The underlying mechanisms by which polymorphisms contribute to the development of EH have not been explored. We found that the A allele of rs6682082 showed much greater promoter activity than the G allele when it was assessed by using a luciferase reporter system. Interestingly, the A allele promoter that displayed the greatest promoter activity was found to be a risk factor for EH in Korean women, suggesting that genetic differences may affect the expression of renin and thereby contribute to hypertension.

Promoter activity is modulated by the interaction of transcription factors with their responsive elements in the DNA sequence of the promoter region. We searched for transcription factors (TF) that might bind to the sequence containing rs6682082 using publicly available transcription binding factor prediction programs (TOMTOM; http://meme.nbcr.net/meme/cgi-bin/tomtom.cgi and CONSITE; http://asp.ii.uib.no:8090/cgi-bin/CONSITE/consite): Runt-related transcription factor 1 (RUNX1), SRY-related HMG-box family (Sox family), and a few other factors were identified. RUNX1 plays a role in hematopoiesis, and Sox family TFs are involved in sex determination and cell fate determination in numerous developmental processes.34 Currently, neither factors have been shown to be associated with HT or BP regulation, and no known TF was found to be associated with HT or BP regulation in our search. Therefore, factors binding to rs6682082 present an opportunity to identify a new TF that regulates REN expression and affects BP level, especially in females.

Our study has a few limitations. First, the statistical power of this study was limited due to the restricted sample size. Second, promoter activity was not supported with endogenous plasma renin levels. Although these limits somewhat weaken the power of this study, it is clear that rs66820982 is an important independent marker for EH in Korean women.

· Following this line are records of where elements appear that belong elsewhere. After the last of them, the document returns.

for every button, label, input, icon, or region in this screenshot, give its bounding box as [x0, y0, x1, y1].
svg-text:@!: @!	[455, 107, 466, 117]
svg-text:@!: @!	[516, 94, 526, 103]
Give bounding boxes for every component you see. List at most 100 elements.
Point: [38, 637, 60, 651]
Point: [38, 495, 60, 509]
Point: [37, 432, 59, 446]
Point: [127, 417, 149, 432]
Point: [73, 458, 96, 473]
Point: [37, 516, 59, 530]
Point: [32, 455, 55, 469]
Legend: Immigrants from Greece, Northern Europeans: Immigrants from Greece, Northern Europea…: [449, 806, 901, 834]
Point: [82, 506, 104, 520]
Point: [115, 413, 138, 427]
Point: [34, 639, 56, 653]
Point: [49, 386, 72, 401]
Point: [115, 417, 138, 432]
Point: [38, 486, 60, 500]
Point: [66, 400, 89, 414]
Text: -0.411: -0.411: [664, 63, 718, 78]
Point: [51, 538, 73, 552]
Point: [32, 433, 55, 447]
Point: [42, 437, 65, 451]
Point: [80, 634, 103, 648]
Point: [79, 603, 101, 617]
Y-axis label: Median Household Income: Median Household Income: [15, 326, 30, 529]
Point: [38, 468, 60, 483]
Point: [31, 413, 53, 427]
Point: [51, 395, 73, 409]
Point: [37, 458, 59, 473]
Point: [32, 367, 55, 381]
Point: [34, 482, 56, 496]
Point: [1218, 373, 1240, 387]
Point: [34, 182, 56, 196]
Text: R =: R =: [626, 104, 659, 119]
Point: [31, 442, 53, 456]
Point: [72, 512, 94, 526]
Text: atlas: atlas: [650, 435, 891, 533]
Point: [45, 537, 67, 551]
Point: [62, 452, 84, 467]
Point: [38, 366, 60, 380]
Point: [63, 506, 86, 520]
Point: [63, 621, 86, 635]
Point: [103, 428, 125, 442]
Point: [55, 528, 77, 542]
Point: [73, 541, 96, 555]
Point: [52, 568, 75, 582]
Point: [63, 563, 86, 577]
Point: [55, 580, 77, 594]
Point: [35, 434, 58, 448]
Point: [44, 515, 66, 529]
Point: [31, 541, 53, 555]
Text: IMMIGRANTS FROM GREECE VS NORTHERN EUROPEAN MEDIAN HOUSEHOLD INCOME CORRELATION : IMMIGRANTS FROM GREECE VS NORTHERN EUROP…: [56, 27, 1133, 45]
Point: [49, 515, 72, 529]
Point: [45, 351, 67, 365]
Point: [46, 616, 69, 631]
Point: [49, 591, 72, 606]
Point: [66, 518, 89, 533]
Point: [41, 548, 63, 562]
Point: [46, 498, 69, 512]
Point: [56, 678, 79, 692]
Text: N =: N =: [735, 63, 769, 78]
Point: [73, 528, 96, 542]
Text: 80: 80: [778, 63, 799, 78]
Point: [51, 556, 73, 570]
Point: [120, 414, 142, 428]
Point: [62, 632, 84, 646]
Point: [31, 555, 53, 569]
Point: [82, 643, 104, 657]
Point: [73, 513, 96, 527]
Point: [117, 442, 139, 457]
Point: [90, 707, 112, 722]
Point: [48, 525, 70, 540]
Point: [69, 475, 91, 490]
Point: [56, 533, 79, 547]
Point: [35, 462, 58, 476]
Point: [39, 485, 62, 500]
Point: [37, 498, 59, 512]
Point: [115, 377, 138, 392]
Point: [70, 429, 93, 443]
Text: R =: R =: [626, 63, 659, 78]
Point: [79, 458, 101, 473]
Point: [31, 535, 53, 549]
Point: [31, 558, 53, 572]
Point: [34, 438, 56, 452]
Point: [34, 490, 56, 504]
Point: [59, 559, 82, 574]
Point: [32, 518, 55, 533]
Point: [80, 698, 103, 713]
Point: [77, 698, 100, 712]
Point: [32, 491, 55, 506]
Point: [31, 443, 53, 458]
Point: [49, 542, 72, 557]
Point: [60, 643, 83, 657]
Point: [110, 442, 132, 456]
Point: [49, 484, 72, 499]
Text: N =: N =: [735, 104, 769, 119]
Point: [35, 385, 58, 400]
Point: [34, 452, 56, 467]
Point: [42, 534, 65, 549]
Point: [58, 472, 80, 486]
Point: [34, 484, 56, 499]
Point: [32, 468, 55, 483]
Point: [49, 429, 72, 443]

In conclusion, we identified the A allele of the rs6682082 SNP in human REN as a risk factor for EH in Korean women and suggested a possible mechanism for how this risk factor may contribute to the development of EH. Via our study, we identified a new regulatory region in REN promoter that influences transcription of the REN gene. Although an SNP (rs5707) has previously been reported to be associated with EH and high BP in post-menopausal women, rs6682082 is the first SNP to show both functional relevance and associations with EH and high BP. Furthermore, this is the first report to show a positive genetic risk factor for EH in the renin gene of Koreans.